Faux Oedipus Complex / Omer Fast

December 7, 2016

The only thing in life that one can be certain of is death — or at least that’s the current status of the human life cycle. Omer Fast’s immersive seven-film installation, part of a retrospective organized by the Berliner Festspiele and Martin-Gropius-Bau in Berlin, however, asks us how certain can we really be of authentic life and death.

Tripping through 231 minutes of film imagery in various locations, several of them physically restaged in the museum or on screen, the viewer moves through airport departure lounges; hot, acrid war zones in Afghanistan; family-run funeral parlors; and the unglamorous, stiffly staged Los Angeles porn industry. Fast takes us on a journey that transcends our own narratives on and off camera as we dissect the terrain of his multidimensional screened works.

The artist’s direction is reminiscent of both a LARP (live-action role play) and a glitch in the system — think of David Cronenberg’s cult gaming platform as depicted in the sci-fi film Existenz (1999). Within his immersive viewing spaces, Fast uses replay and reenactment as tools to flood the viewer with familiarity. Looking Pretty for God (After G. W.) (2008) is set in a replica waiting room in the museum, and his companion films Spring (2016) and Continuity (2012) deal with replay through plot devices. In the latter, a desperate couple pays a young boy and then several men to impersonate their deceased or imaginary son. But they have to hire new surrogates as the years go by; there are inconsistences in the men, passionate moments of tenderness, confusion and painful needs. This spews over into sexual proclivities of failure and discomfort resulting in an unsettling faux Oedipus complex.

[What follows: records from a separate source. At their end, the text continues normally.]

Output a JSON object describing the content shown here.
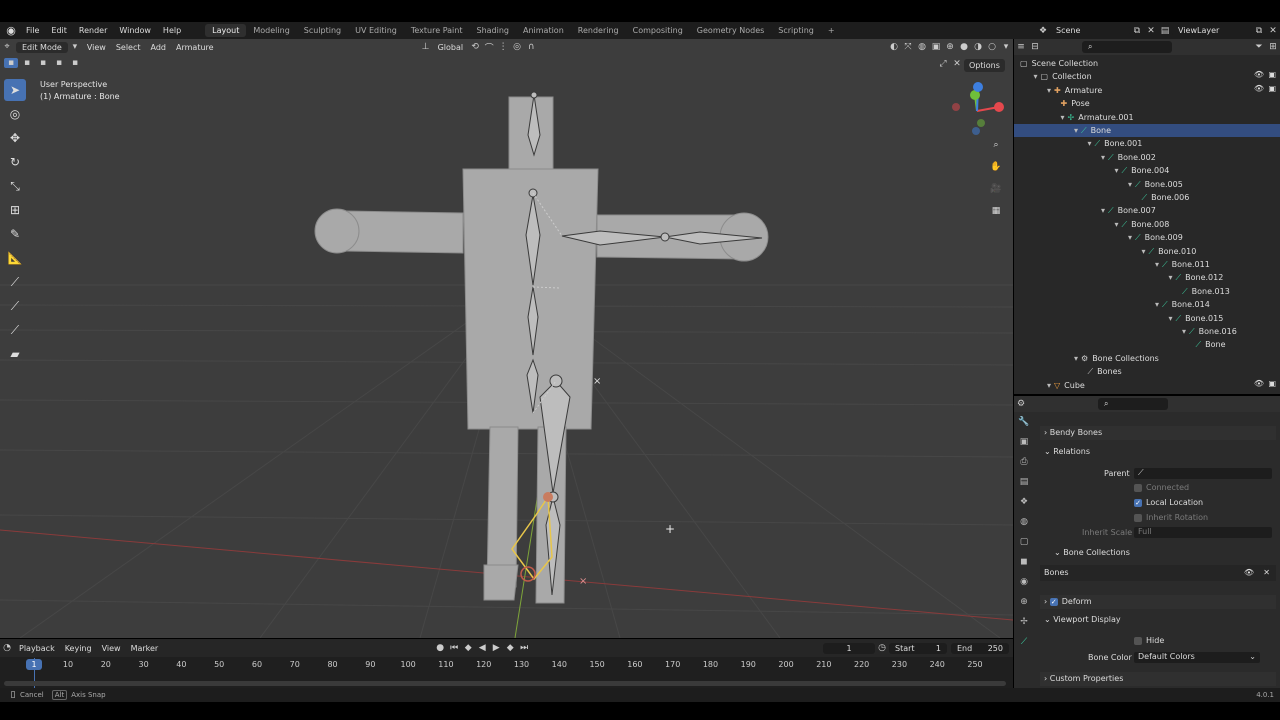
{
  "menu": {
    "items": [
      "File",
      "Edit",
      "Render",
      "Window",
      "Help"
    ],
    "workspaces": [
      "Layout",
      "Modeling",
      "Sculpting",
      "UV Editing",
      "Texture Paint",
      "Shading",
      "Animation",
      "Rendering",
      "Compositing",
      "Geometry Nodes",
      "Scripting"
    ],
    "active_workspace": "Layout",
    "add_tab": "+"
  },
  "scene": {
    "label": "Scene",
    "view_layer": "ViewLayer"
  },
  "viewport": {
    "mode": "Edit Mode",
    "menus": [
      "View",
      "Select",
      "Add",
      "Armature"
    ],
    "orientation": "Global",
    "info_line1": "User Perspective",
    "info_line2": "(1) Armature : Bone",
    "options": "Options",
    "gizmo_x_color": "#e5484d",
    "gizmo_y_color": "#6fbf3a",
    "gizmo_z_color": "#3d7fe0"
  },
  "outliner": {
    "rows": [
      {
        "label": "Scene Collection",
        "depth": 0,
        "icon": "collection-icon"
      },
      {
        "label": "Collection",
        "depth": 1,
        "icon": "collection-icon",
        "arrow": true
      },
      {
        "label": "Armature",
        "depth": 2,
        "icon": "armature-icon",
        "arrow": true
      },
      {
        "label": "Pose",
        "depth": 3,
        "icon": "pose-icon"
      },
      {
        "label": "Armature.001",
        "depth": 3,
        "icon": "armature-data-icon",
        "arrow": true
      },
      {
        "label": "Bone",
        "depth": 4,
        "icon": "bone-icon",
        "arrow": true,
        "selected": true
      },
      {
        "label": "Bone.001",
        "depth": 5,
        "icon": "bone-icon",
        "arrow": true
      },
      {
        "label": "Bone.002",
        "depth": 6,
        "icon": "bone-icon",
        "arrow": true
      },
      {
        "label": "Bone.004",
        "depth": 7,
        "icon": "bone-icon",
        "arrow": true
      },
      {
        "label": "Bone.005",
        "depth": 8,
        "icon": "bone-icon",
        "arrow": true
      },
      {
        "label": "Bone.006",
        "depth": 9,
        "icon": "bone-icon"
      },
      {
        "label": "Bone.007",
        "depth": 6,
        "icon": "bone-icon",
        "arrow": true
      },
      {
        "label": "Bone.008",
        "depth": 7,
        "icon": "bone-icon",
        "arrow": true
      },
      {
        "label": "Bone.009",
        "depth": 8,
        "icon": "bone-icon",
        "arrow": true
      },
      {
        "label": "Bone.010",
        "depth": 9,
        "icon": "bone-icon",
        "arrow": true
      },
      {
        "label": "Bone.011",
        "depth": 10,
        "icon": "bone-icon",
        "arrow": true
      },
      {
        "label": "Bone.012",
        "depth": 11,
        "icon": "bone-icon",
        "arrow": true
      },
      {
        "label": "Bone.013",
        "depth": 12,
        "icon": "bone-icon"
      },
      {
        "label": "Bone.014",
        "depth": 10,
        "icon": "bone-icon",
        "arrow": true
      },
      {
        "label": "Bone.015",
        "depth": 11,
        "icon": "bone-icon",
        "arrow": true
      },
      {
        "label": "Bone.016",
        "depth": 12,
        "icon": "bone-icon",
        "arrow": true
      },
      {
        "label": "Bone",
        "depth": 13,
        "icon": "bone-icon"
      },
      {
        "label": "Bone Collections",
        "depth": 4,
        "icon": "bone-collection-icon",
        "arrow": true
      },
      {
        "label": "Bones",
        "depth": 5,
        "icon": "bones-icon"
      },
      {
        "label": "Cube",
        "depth": 2,
        "icon": "mesh-icon",
        "arrow": true
      }
    ]
  },
  "properties": {
    "bendy_bones": "Bendy Bones",
    "relations": "Relations",
    "parent_label": "Parent",
    "connected": "Connected",
    "local_location": "Local Location",
    "inherit_rotation": "Inherit Rotation",
    "inherit_scale_label": "Inherit Scale",
    "inherit_scale_value": "Full",
    "bone_collections": "Bone Collections",
    "bones_entry": "Bones",
    "deform": "Deform",
    "viewport_display": "Viewport Display",
    "hide": "Hide",
    "bone_color_label": "Bone Color",
    "bone_color_value": "Default Colors",
    "custom_properties": "Custom Properties"
  },
  "timeline": {
    "menus": [
      "Playback",
      "Keying",
      "View",
      "Marker"
    ],
    "current_frame": "1",
    "start_label": "Start",
    "start_value": "1",
    "end_label": "End",
    "end_value": "250",
    "ticks": [
      "1",
      "10",
      "20",
      "30",
      "40",
      "50",
      "60",
      "70",
      "80",
      "90",
      "100",
      "110",
      "120",
      "130",
      "140",
      "150",
      "160",
      "170",
      "180",
      "190",
      "200",
      "210",
      "220",
      "230",
      "240",
      "250"
    ]
  },
  "status": {
    "cancel": "Cancel",
    "alt_key": "Alt",
    "axis_snap": "Axis Snap",
    "version": "4.0.1"
  }
}
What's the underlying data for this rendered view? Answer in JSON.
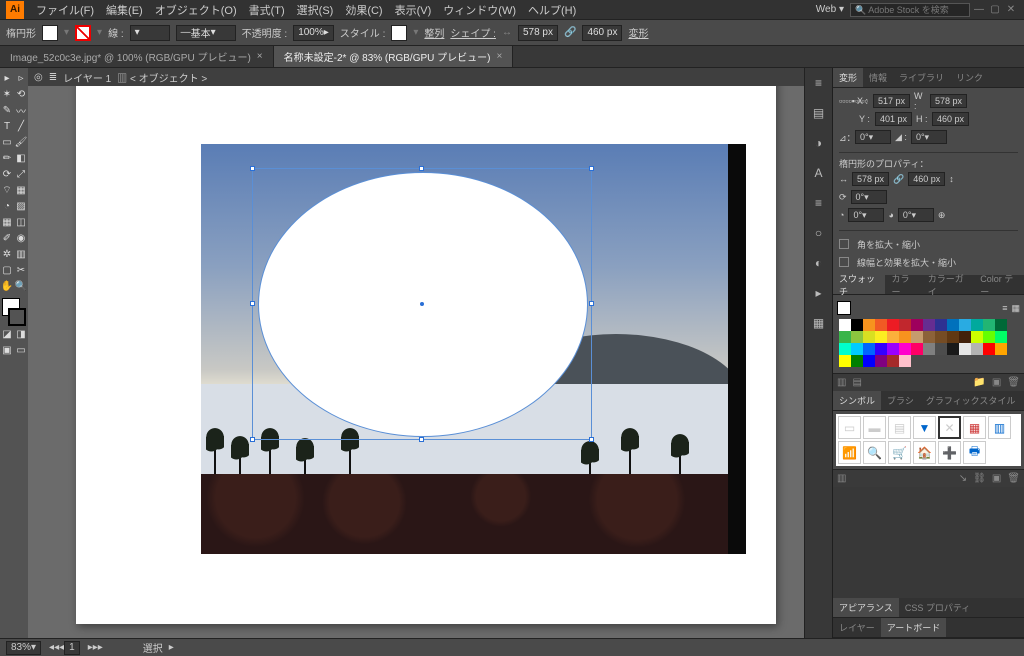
{
  "menu": {
    "items": [
      "ファイル(F)",
      "編集(E)",
      "オブジェクト(O)",
      "書式(T)",
      "選択(S)",
      "効果(C)",
      "表示(V)",
      "ウィンドウ(W)",
      "ヘルプ(H)"
    ],
    "workspace": "Web",
    "search_placeholder": "Adobe Stock を検索"
  },
  "ctrl": {
    "shape": "楕円形",
    "stroke_label": "線 :",
    "stroke_val": "",
    "stroke_style": "基本",
    "opacity_label": "不透明度 :",
    "opacity": "100%",
    "style_label": "スタイル :",
    "align": "整列",
    "shape_label": "シェイプ :",
    "w": "578 px",
    "h": "460 px",
    "transform": "変形"
  },
  "tabs": {
    "inactive": "Image_52c0c3e.jpg* @ 100% (RGB/GPU プレビュー)",
    "active": "名称未設定-2* @ 83% (RGB/GPU プレビュー)"
  },
  "layerbar": {
    "layer": "レイヤー 1",
    "target": "< オブジェクト >"
  },
  "status": {
    "zoom": "83%",
    "page": "1",
    "mode": "選択"
  },
  "transform": {
    "tabs": [
      "変形",
      "情報",
      "ライブラリ",
      "リンク"
    ],
    "x_lbl": "X :",
    "x": "517 px",
    "w_lbl": "W :",
    "w": "578 px",
    "y_lbl": "Y :",
    "y": "401 px",
    "h_lbl": "H :",
    "h": "460 px",
    "ang_lbl": "⊿：",
    "ang": "0°",
    "shear": "0°"
  },
  "props": {
    "title": "楕円形のプロパティ：",
    "w": "578 px",
    "h": "460 px",
    "rot": "0°",
    "pie1": "0°",
    "pie2": "0°"
  },
  "options": {
    "a": "角を拡大・縮小",
    "b": "線幅と効果を拡大・縮小"
  },
  "swatch_tabs": [
    "スウォッチ",
    "カラー",
    "カラーガイ",
    "Color テー"
  ],
  "swatch_colors": [
    "#ffffff",
    "#000000",
    "#f7931e",
    "#f15a24",
    "#ed1c24",
    "#c1272d",
    "#9e005d",
    "#662d91",
    "#2e3192",
    "#0071bc",
    "#29abe2",
    "#00a99d",
    "#22b573",
    "#006837",
    "#39b54a",
    "#8cc63f",
    "#d9e021",
    "#fcee21",
    "#fbb03b",
    "#f7931e",
    "#c69c6d",
    "#8c6239",
    "#754c24",
    "#603813",
    "#42210b",
    "#ccff00",
    "#66ff00",
    "#00ff66",
    "#00ffcc",
    "#00ccff",
    "#0066ff",
    "#3300ff",
    "#9900ff",
    "#ff00cc",
    "#ff0066",
    "#808080",
    "#4d4d4d",
    "#1a1a1a",
    "#e6e6e6",
    "#b3b3b3",
    "#ff0000",
    "#ffa500",
    "#ffff00",
    "#008000",
    "#0000ff",
    "#800080",
    "#a52a2a",
    "#ffc0cb"
  ],
  "symbol_tabs": [
    "シンボル",
    "ブラシ",
    "グラフィックスタイル"
  ],
  "appearance_tabs": [
    "アピアランス",
    "CSS プロパティ"
  ],
  "layer_tabs": [
    "レイヤー",
    "アートボード"
  ]
}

Most of Fast’s works delve into the psychology of contemporary trauma, often relying on the blurring of memory and the re-telling of actual events via moving image. His work renders the formalities of the cinematic genre at once useless to the audience. Playing with absurd, looped plots and surreal contexts, he pushing us into a space where we must confront our most erratic phobias and values — including incest, homophobia and the fear of death or loneliness. He is a modern-day Georges Bataille, relentless in trawling through our waking lives, uprooting the unthinkable and leaving us stranded in our own minds.